This is an action that governments around the world can take simply by changing a few lines in the tax code, making industries that emit large quantities of carbon dioxide pay a price for doing so. The only interesting question that remains is how much to charge relative to a risk that is still unknown.
Let's examine the risk. Much like the financial crisis, we might expect a slow-moving increase in global temperatures resulting from climate change, as well as its related impacts, such as sea-level rise and ocean acidification. Yet the sheer complexity of the physical systems at work could lull the world into underestimating the risk, and increasing the chances of calamitous global damage.
Climate change, when tied to time compression, makes corrective actions more costly and less certain of efficacy. An invisible change in the tax system would create appropriate incentives for every economic agent in the world to change their behaviors. It would prompt businesses to develop alternative technologies that are safer for the environment, encourage consumers to make the right energy choices and coax investors to build capital stock suitable for the future.
Today, unfortunately, those invisible tax codes instead create incentives to increase carbon emissions.
Economists expect the emissions price required to successfully avoid catastrophic impacts from time compression to be relatively low if society were to act now. But there are two potential problems with such an expectation: First, it could be wrong, and second, until society prices carbon emissions fittingly, the risk itself is growing exponentially — as it has during the past half century.
Society must arrive at the correct response in the context of risk management.
The only effective brake on additional catastrophic risk is to price future uncertainties created by carbon emissions. The expected damages wrought by climate change are enough to justify pricing emissions today, but the latent risk produced by time compression and unexpected catastrophe requires an additional risk premium.
In economic terms, this means any carbon emissions pricing must take into account both the expected loss and the wide confidence interval (indicating the need to continue collecting data), as well as the cost to the planet of underestimating either. In reality, the appropriate price of carbon emissions will probably never be known. Like all pricing, it will adjust and fluctuate with changing circumstances and as more data become available.
Some may argue that it is premature to adopt such a risk-averse posture on carbon-emissions pricing. After all, if we don't know how climate change will unfold, is the cost of this conservatism really worth it in terms of what we will forgo today?
In fact, conservatism in pricing climate change is good public policy. The cost of being wrong — that is, not being conservative enough — potentially is unaffordable, not just for the plant and animal species that live on the planet, but also for humans. What if conflicts erupt as a result of changes prompted by climate change, such as access to freshwater?

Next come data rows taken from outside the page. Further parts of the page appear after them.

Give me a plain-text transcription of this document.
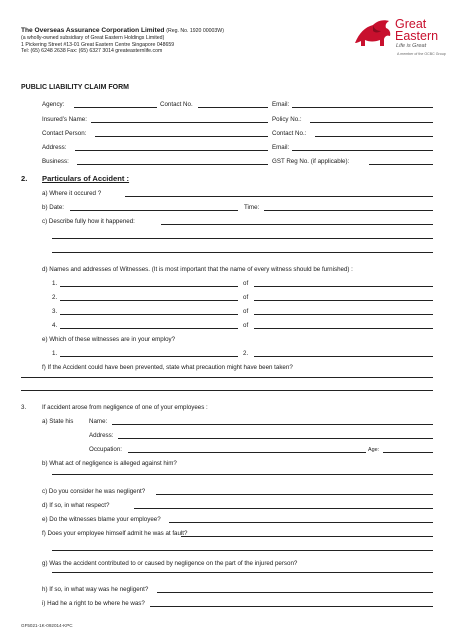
The Overseas Assurance Corporation Limited (Reg. No. 1920 00003W)
(a wholly-owned subsidiary of Great Eastern Holdings Limited)
1 Pickering Street #13-01 Great Eastern Centre Singapore 048659
Tel: (65) 6248 2638 Fax: (65) 6327 3014 greateasternlife.com
Great
Eastern
Life is Great
A member of the OCBC Group
PUBLIC LIABILITY CLAIM FORM
Agency:	Contact No.	Email:
Insured’s Name:	Policy No.:
Contact Person:	Contact No.:
Address:	Email:
Business:	GST Reg No. (if applicable):
2. Particulars of Accident :
a) Where it occured ?
b) Date:	Time:
c) Describe fully how it happened:
d) Names and addresses of Witnesses. (It is most important that the name of every witness should be furnished) :
1.	of
2.	of
3.	of
4.	of
e) Which of these witnesses are in your employ?
1.	2.
f) If the Accident could have been prevented, state what precaution might have been taken?
3.	If accident arose from negligence of one of your employees :
a) State his	Name:
Address:
Occupation:	Age:
b) What act of negligence is alleged against him?
c) Do you consider he was negligent?
d) If so, in what respect?
e) Do the witnesses blame your employee?
f) Does your employee himself admit he was at fault?
g) Was the accident contributed to or caused by negligence on the part of the injured person?
h) If so, in what way was he negligent?
i) Had he a right to be where he was?
GF5021-1K-092014-KPC
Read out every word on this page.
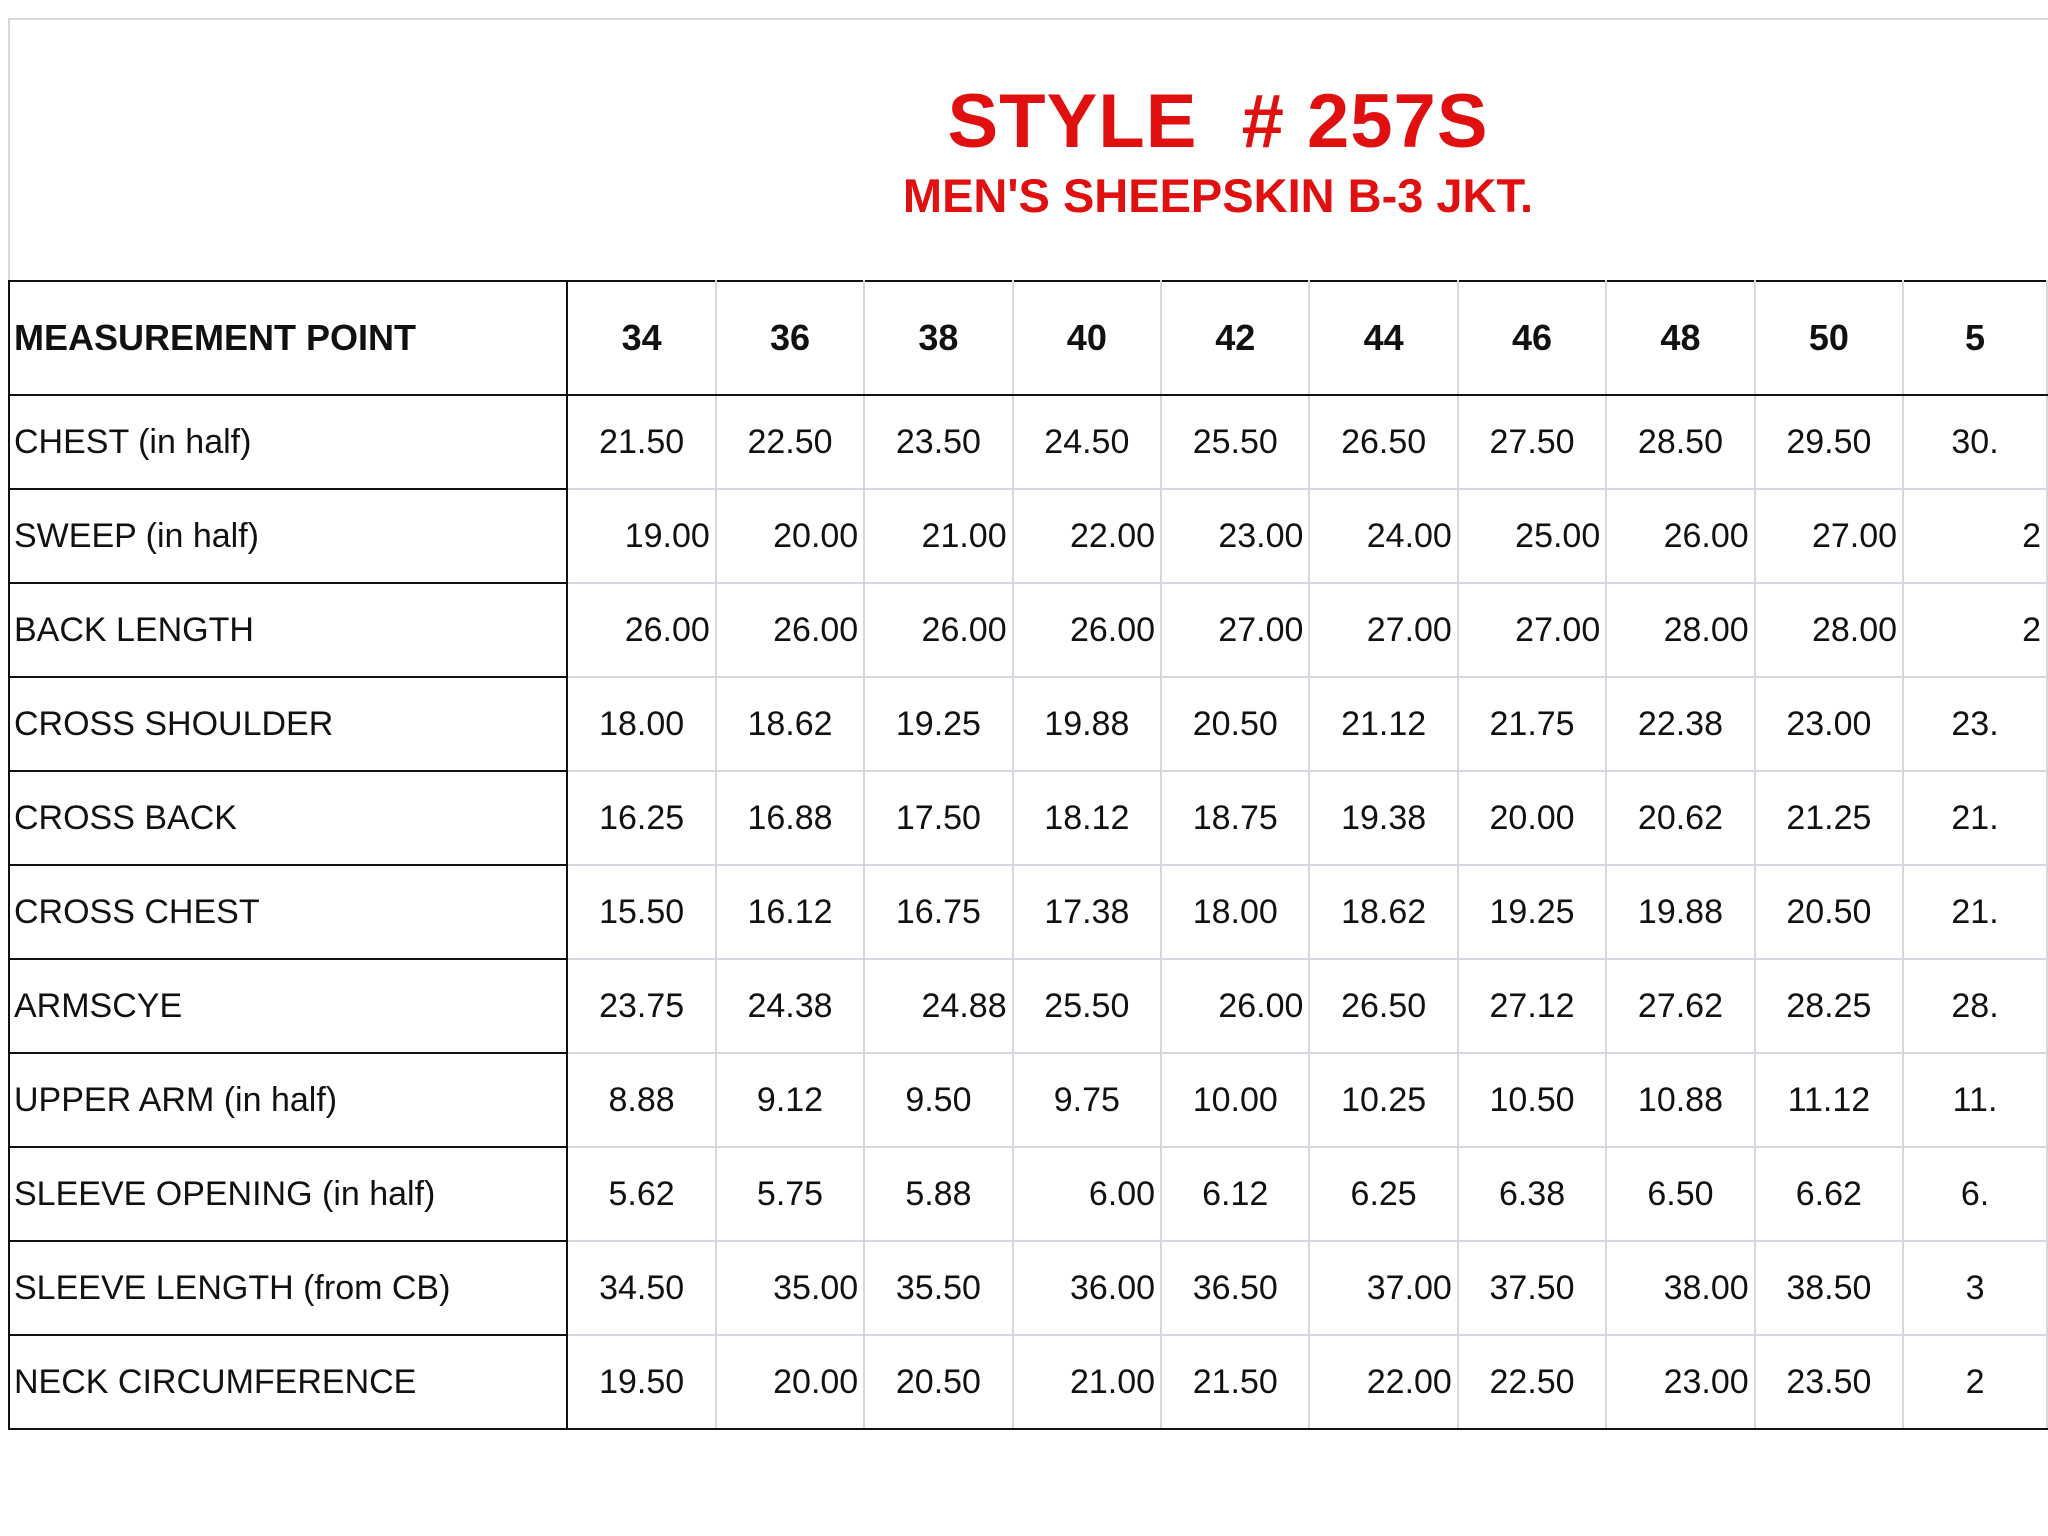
STYLE  # 257S
MEN'S SHEEPSKIN B-3 JKT.
MEASUREMENT POINT	34	36	38	40	42	44	46	48	50	5
CHEST (in half)	21.50	22.50	23.50	24.50	25.50	26.50	27.50	28.50	29.50	30.
SWEEP (in half)	19.00	20.00	21.00	22.00	23.00	24.00	25.00	26.00	27.00	2
BACK LENGTH	26.00	26.00	26.00	26.00	27.00	27.00	27.00	28.00	28.00	2
CROSS SHOULDER	18.00	18.62	19.25	19.88	20.50	21.12	21.75	22.38	23.00	23.
CROSS BACK	16.25	16.88	17.50	18.12	18.75	19.38	20.00	20.62	21.25	21.
CROSS CHEST	15.50	16.12	16.75	17.38	18.00	18.62	19.25	19.88	20.50	21.
ARMSCYE	23.75	24.38	24.88	25.50	26.00	26.50	27.12	27.62	28.25	28.
UPPER ARM (in half)	8.88	9.12	9.50	9.75	10.00	10.25	10.50	10.88	11.12	11.
SLEEVE OPENING (in half)	5.62	5.75	5.88	6.00	6.12	6.25	6.38	6.50	6.62	6.
SLEEVE LENGTH (from CB)	34.50	35.00	35.50	36.00	36.50	37.00	37.50	38.00	38.50	3
NECK CIRCUMFERENCE	19.50	20.00	20.50	21.00	21.50	22.00	22.50	23.00	23.50	2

People buy insurance on their homes, even though they can't predict when a natural disaster will strike — or if one will occur at all. But we all agree that the cost of such a disaster is unacceptably high should it happen. So we protect ourselves.

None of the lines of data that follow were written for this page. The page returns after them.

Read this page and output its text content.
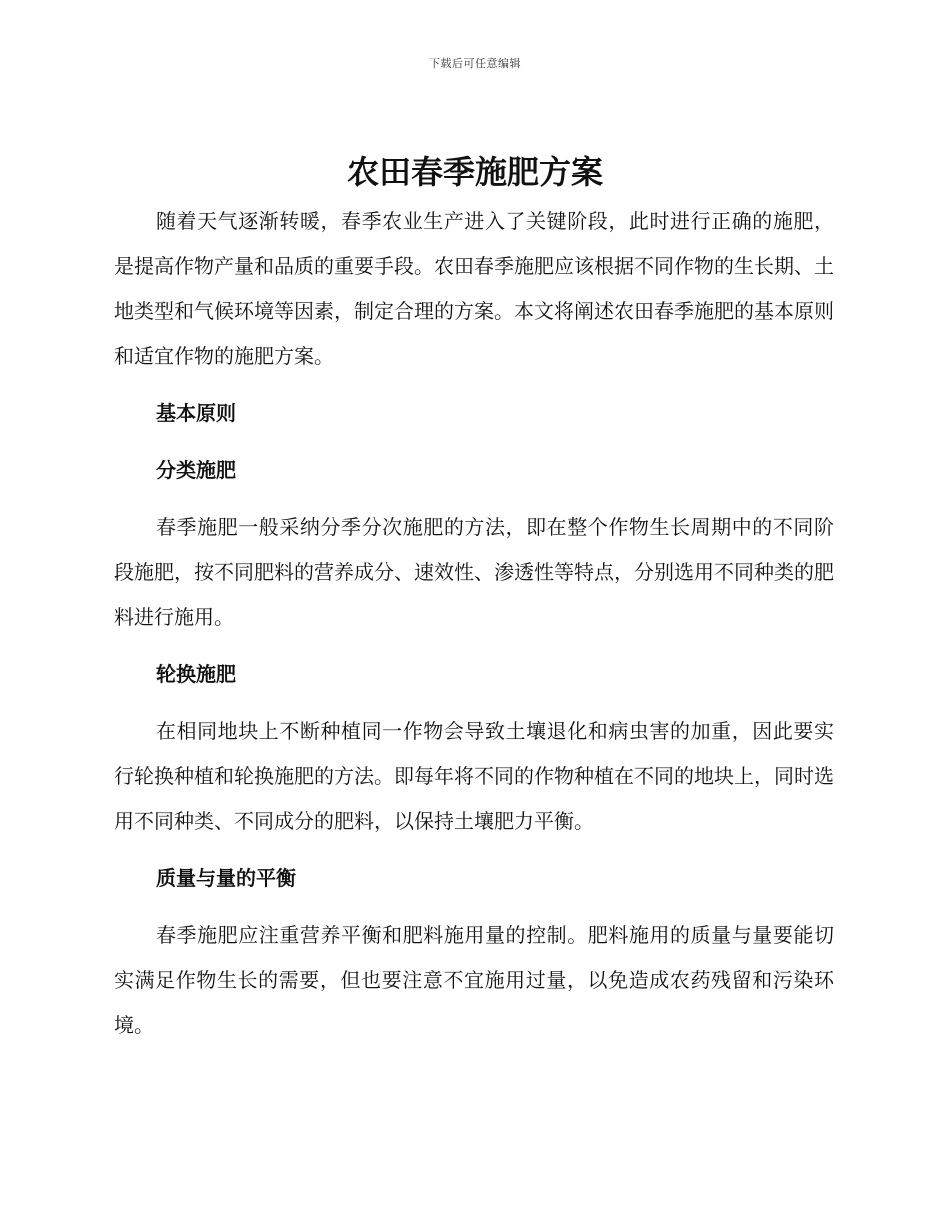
下载后可任意编辑
农田春季施肥方案

随着天气逐渐转暖，春季农业生产进入了关键阶段，此时进行正确的施肥，是提高作物产量和品质的重要手段。农田春季施肥应该根据不同作物的生长期、土地类型和气候环境等因素，制定合理的方案。本文将阐述农田春季施肥的基本原则和适宜作物的施肥方案。

基本原则
分类施肥

春季施肥一般采纳分季分次施肥的方法，即在整个作物生长周期中的不同阶段施肥，按不同肥料的营养成分、速效性、渗透性等特点，分别选用不同种类的肥料进行施用。

轮换施肥

在相同地块上不断种植同一作物会导致土壤退化和病虫害的加重，因此要实行轮换种植和轮换施肥的方法。即每年将不同的作物种植在不同的地块上，同时选用不同种类、不同成分的肥料，以保持土壤肥力平衡。

质量与量的平衡

春季施肥应注重营养平衡和肥料施用量的控制。肥料施用的质量与量要能切实满足作物生长的需要，但也要注意不宜施用过量，以免造成农药残留和污染环境。
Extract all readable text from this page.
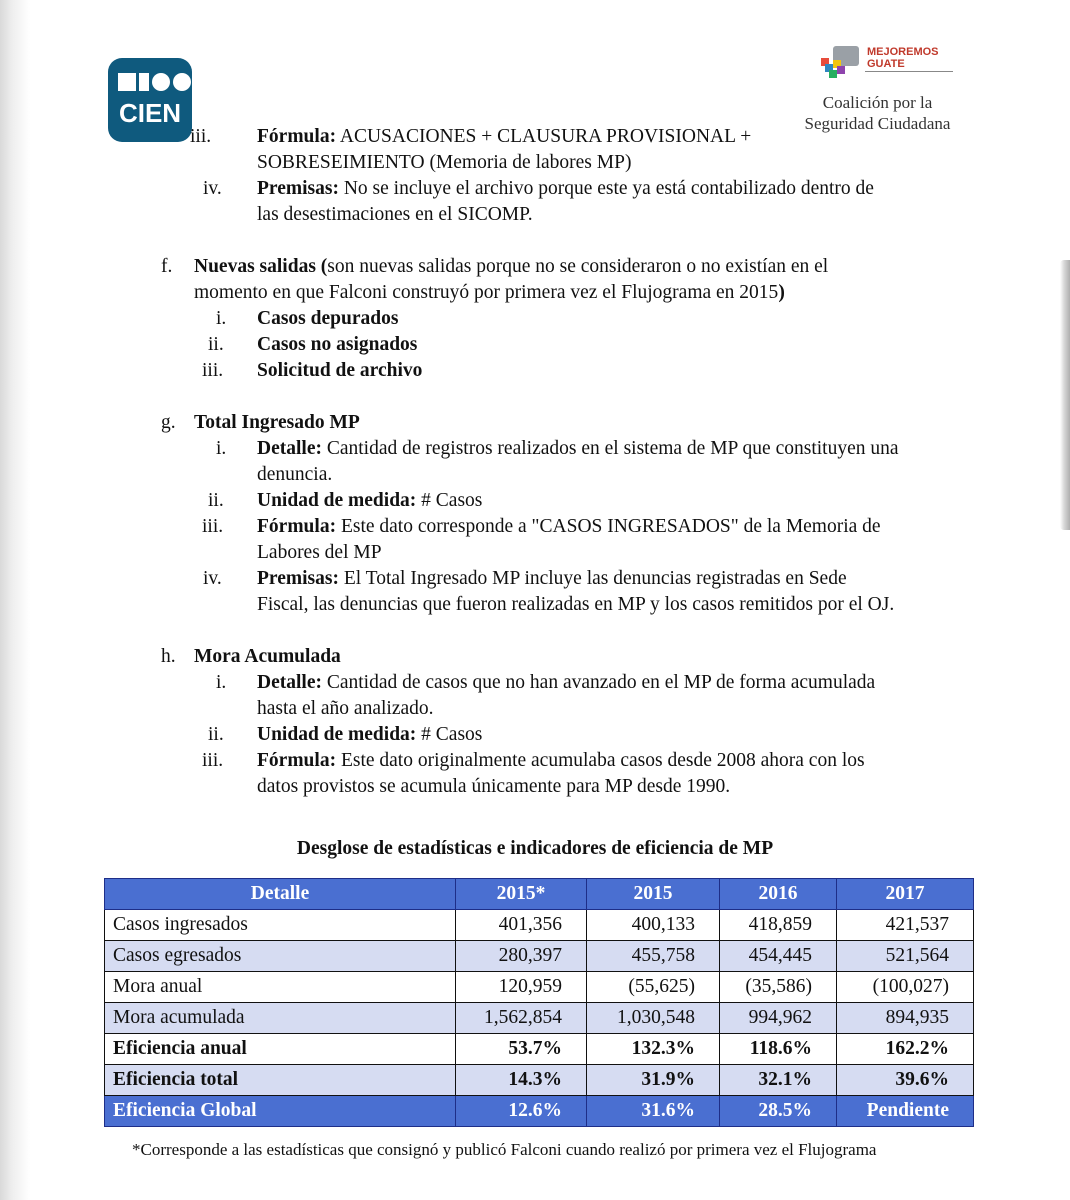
CIEN
MEJOREMOS
GUATE
Coalición por la
Seguridad Ciudadana
iii.	Fórmula: ACUSACIONES + CLAUSURA PROVISIONAL +
SOBRESEIMIENTO (Memoria de labores MP)
iv.	Premisas: No se incluye el archivo porque este ya está contabilizado dentro de
las desestimaciones en el SICOMP.
f. Nuevas salidas (son nuevas salidas porque no se consideraron o no existían en el
momento en que Falconi construyó por primera vez el Flujograma en 2015)
i. Casos depurados
ii. Casos no asignados
iii. Solicitud de archivo
g. Total Ingresado MP
i. Detalle: Cantidad de registros realizados en el sistema de MP que constituyen una
denuncia.
ii. Unidad de medida: # Casos
iii. Fórmula: Este dato corresponde a "CASOS INGRESADOS" de la Memoria de
Labores del MP
iv. Premisas: El Total Ingresado MP incluye las denuncias registradas en Sede
Fiscal, las denuncias que fueron realizadas en MP y los casos remitidos por el OJ.
h. Mora Acumulada
i. Detalle: Cantidad de casos que no han avanzado en el MP de forma acumulada
hasta el año analizado.
ii. Unidad de medida: # Casos
iii. Fórmula: Este dato originalmente acumulaba casos desde 2008 ahora con los
datos provistos se acumula únicamente para MP desde 1990.
Desglose de estadísticas e indicadores de eficiencia de MP
Detalle	2015*	2015	2016	2017
Casos ingresados	401,356	400,133	418,859	421,537
Casos egresados	280,397	455,758	454,445	521,564
Mora anual	120,959	(55,625)	(35,586)	(100,027)
Mora acumulada	1,562,854	1,030,548	994,962	894,935
Eficiencia anual	53.7%	132.3%	118.6%	162.2%
Eficiencia total	14.3%	31.9%	32.1%	39.6%
Eficiencia Global	12.6%	31.6%	28.5%	Pendiente
*Corresponde a las estadísticas que consignó y publicó Falconi cuando realizó por primera vez el Flujograma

If people do this for their homes, why not do it for future generations and the planet ?
This is not the time to slowly ease onto the brake over multiple decades, as many policymakers have suggested. This is the time to brake hard. Such action, hopefully, over time, will prompt the price of carbon emissions to drop, along with the risk.
Society should not regard the act of filling the Earth's atmosphere with greenhouse gases lightly. Just as in the financial crisis, when the meltdown in value of the huge investments in risky mortgages unpredictably rippled into other markets, this global chemistry experiment also may spill over into uncontrollable environmental disasters, all compounded by time compression.

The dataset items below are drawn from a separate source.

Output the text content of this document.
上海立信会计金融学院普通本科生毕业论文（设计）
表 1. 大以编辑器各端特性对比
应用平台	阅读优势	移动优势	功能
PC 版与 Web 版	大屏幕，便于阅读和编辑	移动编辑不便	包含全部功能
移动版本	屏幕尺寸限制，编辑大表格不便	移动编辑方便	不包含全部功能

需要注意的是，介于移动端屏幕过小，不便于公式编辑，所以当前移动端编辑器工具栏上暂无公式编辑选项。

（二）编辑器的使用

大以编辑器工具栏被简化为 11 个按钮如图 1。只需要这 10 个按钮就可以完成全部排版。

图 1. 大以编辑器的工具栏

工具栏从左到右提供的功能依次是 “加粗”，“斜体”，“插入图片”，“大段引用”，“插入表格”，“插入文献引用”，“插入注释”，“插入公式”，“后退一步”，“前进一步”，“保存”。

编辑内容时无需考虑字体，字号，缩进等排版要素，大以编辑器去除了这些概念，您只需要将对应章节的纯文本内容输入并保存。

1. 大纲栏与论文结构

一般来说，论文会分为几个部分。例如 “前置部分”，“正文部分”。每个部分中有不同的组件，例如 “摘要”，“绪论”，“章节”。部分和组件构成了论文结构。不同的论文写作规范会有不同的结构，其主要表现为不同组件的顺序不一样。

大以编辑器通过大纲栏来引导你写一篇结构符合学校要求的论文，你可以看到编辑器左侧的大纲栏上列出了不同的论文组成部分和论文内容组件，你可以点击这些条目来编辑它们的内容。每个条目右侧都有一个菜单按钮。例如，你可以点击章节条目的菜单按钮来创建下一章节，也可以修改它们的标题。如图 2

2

Whether the price of emissions today should be low or high compared with future prices depends on whether society considers the risk of potential, and as yet unknown, environmental disasters. If society does not consider that risk, then the price should be lower today. This approach assumes that future generations will be just fine, and that they will spend whatever it takes to offset the consequences of climate change.
Be forewarned, however: Starting with a low price does not take into account the possibility that today's actions will lead to unexpected impacts, which create time compression and additional consequences impossible to reverse.
Make no mistake — this already is happening. Arctic ice is slowly disappearing. What we don't know, however, is the long-term consequences of this. Will such changes lead to a world less hospitable to human life, and if so, how bad will it be? No one really knows.
The danger of time compression caused by climate change is real — thus, society must immediately price the risk.
World governments must address these risks urgently. They must work in a concerted manner — consistent with their responsibilities to protect their populations and futures — to price carbon emissions sufficient for creating a meaningful margin of safety. Pricing should be high enough for society to feel confident enough that it can control the risk and develop viable alternative technologies.
Hopefully, there is plenty of capacity for the atmosphere to safely absorb the emissions that will come over the next several decades while cheaper alternative energy sources take over. Of course, there are no guarantees, just as with homeowners insurance. The question is, how much risk is society willing to assume on behalf of future generations?
Yes, there are serious challenges to implementing a carbon-pricing policy. It must be fair to developing nations, and take into account that some countries, hoping for a free ride, will not want to participate. This will require true statesmanship by world leaders to resolve. But complexity should not be an excuse for inaction.
After all, we may have less time than we think.